A few days ago, at a party for a student who finished her PhD, I heard a professor and a fellow grad student make a joke about how grad school is supposed to be easy and fun. I gritted my teeth a bit and managed to merely make a comment about how that’s not necessarily true, but I was honestly kinda pissed off. This is something I’ve heard repeatedly from faculty and other grad students, all of whom are, coincidentally, able-bodied white men. Now, before I keep going let me just state that grad school isn’t easy and fun for all able-bodied white men, nor is it necessarily awful and terrible for women, people with disabilities, people of color and all intersections therein. We’re talking about cultural trends, not hard and fast rules.
My experience, though, hasn’t been fun or easy and I’ve actually had a professor tell me that I was doing grad school wrong because of that, basically saying that I didn’t belong if I wasn’t having a good enough time. Well, I’m sorry that I haven’t enjoyed being insulted, dismissed, harassed, sabotaged, and then having the temerity to be affected by all those things. I’m sorry that I haven’t found it fun to be treated like I’m broken because I had the arrogance to simultaneously be disabled and a woman. I’m sorry that I don’t have a good time when I get my ideas talked over (at best) or shouted down (at worst) and then a male colleague gets to say the same damn thing minutes later and be taken seriously. I beg forgiveness for being hurt when I have to sit and get homophobic crap thrown at me while faculty just shift uncomfortably in their seats.
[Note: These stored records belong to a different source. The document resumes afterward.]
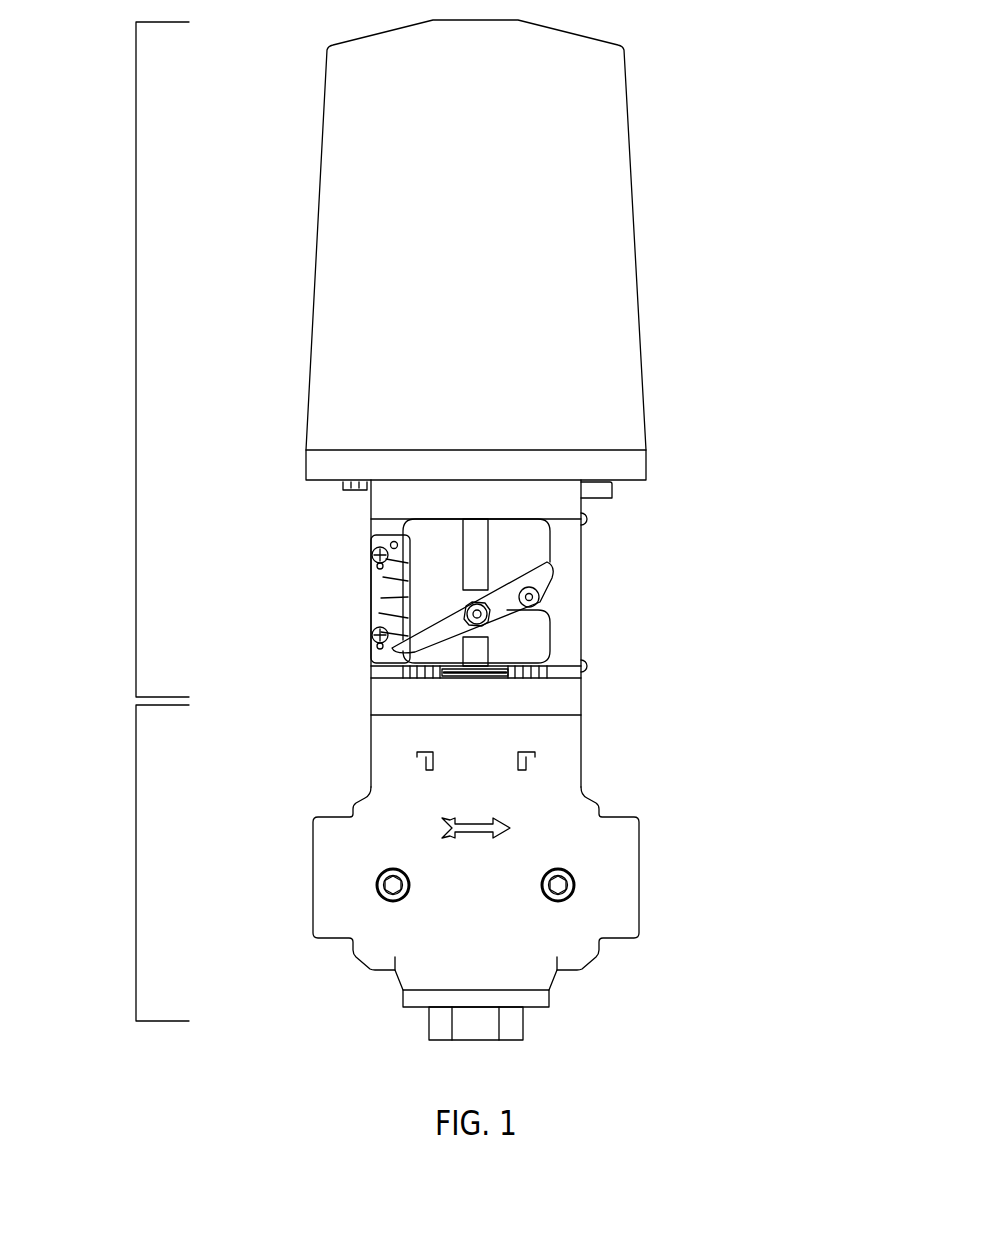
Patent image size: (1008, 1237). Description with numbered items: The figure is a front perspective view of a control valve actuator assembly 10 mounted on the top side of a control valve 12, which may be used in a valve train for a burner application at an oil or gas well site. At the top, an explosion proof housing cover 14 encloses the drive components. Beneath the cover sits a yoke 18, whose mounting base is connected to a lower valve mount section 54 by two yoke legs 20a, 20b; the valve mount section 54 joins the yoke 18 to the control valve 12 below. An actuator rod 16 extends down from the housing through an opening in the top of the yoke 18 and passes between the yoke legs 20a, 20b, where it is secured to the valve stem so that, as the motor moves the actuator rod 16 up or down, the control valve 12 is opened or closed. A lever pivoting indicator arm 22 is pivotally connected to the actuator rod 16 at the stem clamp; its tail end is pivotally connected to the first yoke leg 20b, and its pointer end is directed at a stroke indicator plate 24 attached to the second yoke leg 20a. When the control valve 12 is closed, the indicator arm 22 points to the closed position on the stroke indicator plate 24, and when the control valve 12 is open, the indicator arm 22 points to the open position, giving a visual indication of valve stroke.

The control valve actuator assembly 10 is at (136, 340).
The control valve 12 is at (136, 853).
The explosion proof housing cover 14 is at (560, 202).
The actuator rod 16 is at (480, 558).
The yoke 18 is at (539, 503).
The second yoke leg 20a is at (372, 602).
The first yoke leg 20b is at (573, 598).
The lever pivoting indicator arm 22 is at (450, 617).
The stroke indicator plate 24 is at (377, 612).
The valve mount section 54 is at (557, 702).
I hope I can pay penance for my anger that my mental disability has meant I’ve needed more help and understanding, but I’ve had that need thrown back in my face as weakness or poor work ethic.
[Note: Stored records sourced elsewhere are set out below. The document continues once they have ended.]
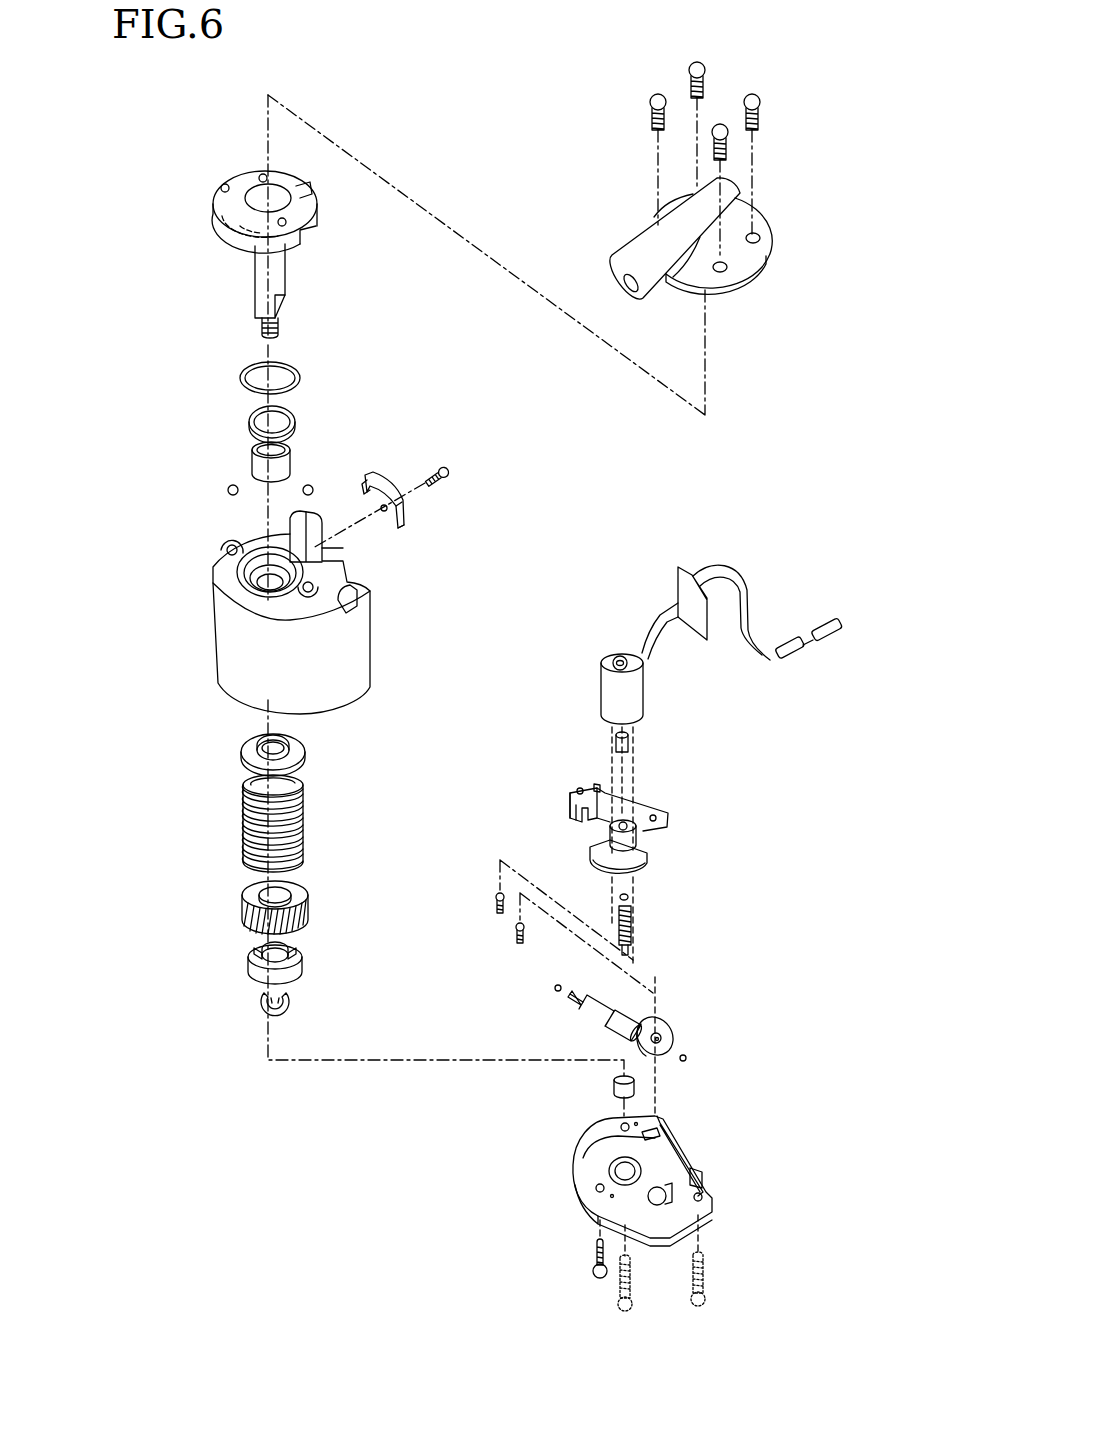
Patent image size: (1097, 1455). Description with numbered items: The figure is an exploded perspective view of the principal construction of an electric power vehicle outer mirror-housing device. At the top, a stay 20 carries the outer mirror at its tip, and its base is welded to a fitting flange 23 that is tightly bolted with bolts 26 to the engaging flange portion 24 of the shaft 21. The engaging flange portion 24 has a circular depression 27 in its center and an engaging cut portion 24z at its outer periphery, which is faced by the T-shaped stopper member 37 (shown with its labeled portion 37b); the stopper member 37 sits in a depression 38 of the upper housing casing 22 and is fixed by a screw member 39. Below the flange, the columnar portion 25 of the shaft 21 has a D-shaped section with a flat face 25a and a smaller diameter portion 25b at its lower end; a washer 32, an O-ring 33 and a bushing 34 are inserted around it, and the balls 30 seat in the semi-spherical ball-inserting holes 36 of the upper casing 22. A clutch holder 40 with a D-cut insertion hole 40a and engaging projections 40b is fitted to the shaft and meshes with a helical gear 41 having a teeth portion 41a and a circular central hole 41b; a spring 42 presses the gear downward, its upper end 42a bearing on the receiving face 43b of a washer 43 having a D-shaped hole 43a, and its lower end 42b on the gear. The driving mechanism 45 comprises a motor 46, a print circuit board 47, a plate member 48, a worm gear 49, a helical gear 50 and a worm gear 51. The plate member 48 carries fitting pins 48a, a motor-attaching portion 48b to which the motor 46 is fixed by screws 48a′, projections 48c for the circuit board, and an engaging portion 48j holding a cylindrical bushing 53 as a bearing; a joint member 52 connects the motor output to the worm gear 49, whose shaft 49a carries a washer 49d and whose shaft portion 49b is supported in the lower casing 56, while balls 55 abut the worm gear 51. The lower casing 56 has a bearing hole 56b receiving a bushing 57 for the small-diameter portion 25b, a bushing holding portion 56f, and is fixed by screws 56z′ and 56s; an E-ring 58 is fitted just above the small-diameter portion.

The stay 20 is at (636, 239).
The shaft 21 is at (278, 216).
The upper housing casing 22 is at (262, 599).
The fitting flange 23 is at (700, 271).
The engaging flange portion 24 is at (261, 171).
The engaging cut portion 24z is at (232, 178).
The columnar portion 25 is at (274, 293).
The flat face 25a is at (286, 302).
The smaller diameter portion 25b is at (262, 326).
The bolts 26 is at (650, 120).
The circular depression 27 is at (258, 202).
The ball 30 is at (229, 485).
The washer 32 is at (296, 418).
The O-ring 33 is at (300, 372).
The bushing 34 is at (252, 458).
The semi-spherical ball-inserting holes 36 is at (230, 548).
The stopper member 37 is at (401, 461).
The tab 37b is at (372, 478).
The depression 38 is at (313, 548).
The screw member 39 is at (448, 475).
The clutch holder 40 is at (271, 977).
The D-cut shaped insertion hole 40a is at (288, 944).
The engaging projections 40b is at (256, 954).
The helical gear 41 is at (216, 909).
The teeth portion 41a is at (253, 927).
The circular central hole 41b is at (256, 890).
The spring 42 is at (251, 822).
The upper end 42a is at (304, 788).
The lower end 42b is at (305, 866).
The washer 43 is at (249, 740).
The D-shaped hole 43a is at (255, 744).
The receiving face 43b is at (298, 747).
The driving mechanism 45 is at (222, 886).
The motor 46 is at (645, 685).
The print circuit board 47 is at (680, 600).
The plate member 48 is at (642, 804).
The fitting pins 48a is at (580, 788).
The screws 48a′ is at (497, 902).
The motor-attaching portion 48b is at (647, 866).
The projections 48c is at (605, 787).
The engaging portion 48j is at (570, 807).
The worm gear 49 is at (670, 949).
The shaft 49a is at (632, 915).
The shaft portion 49b is at (640, 958).
The washer 49d is at (629, 897).
The helical gear 50 is at (670, 1030).
The worm gear 51 is at (611, 1007).
The joint member 52 is at (634, 738).
The cylindrical bushing 53 is at (590, 1013).
The balls 55 is at (558, 985).
The lower casing 56 is at (662, 1174).
The bearing hole 56b is at (612, 1168).
The bushing holding portion 56f is at (702, 1172).
The screws 56s is at (704, 1275).
The screw 56z′ is at (593, 1254).
The bushing 57 is at (636, 1087).
The E-ring 58 is at (260, 1012).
You might read that and think “Clarissa, why are you still in grad school” and honestly some days, like today, when I’m tired and close to burning out I don’t know. I love learning, I love the kinds of math that I get to work on when things are going well, and I love teaching. That means grad school should be great for me, but in a lot of ways it just hasn’t been. I’m tired of constantly feeling like I have to prove myself because the default is to assume that I don’t really deserve to be here or that I’m not good enough to earn a PhD, when in reality I’m having to try so much harder all the time than some of my fellow able-bodied white male grad students who have stay-at-home wives that take care of everything for them and yet they feel like they have the right to look down on me because my life isn’t effortless.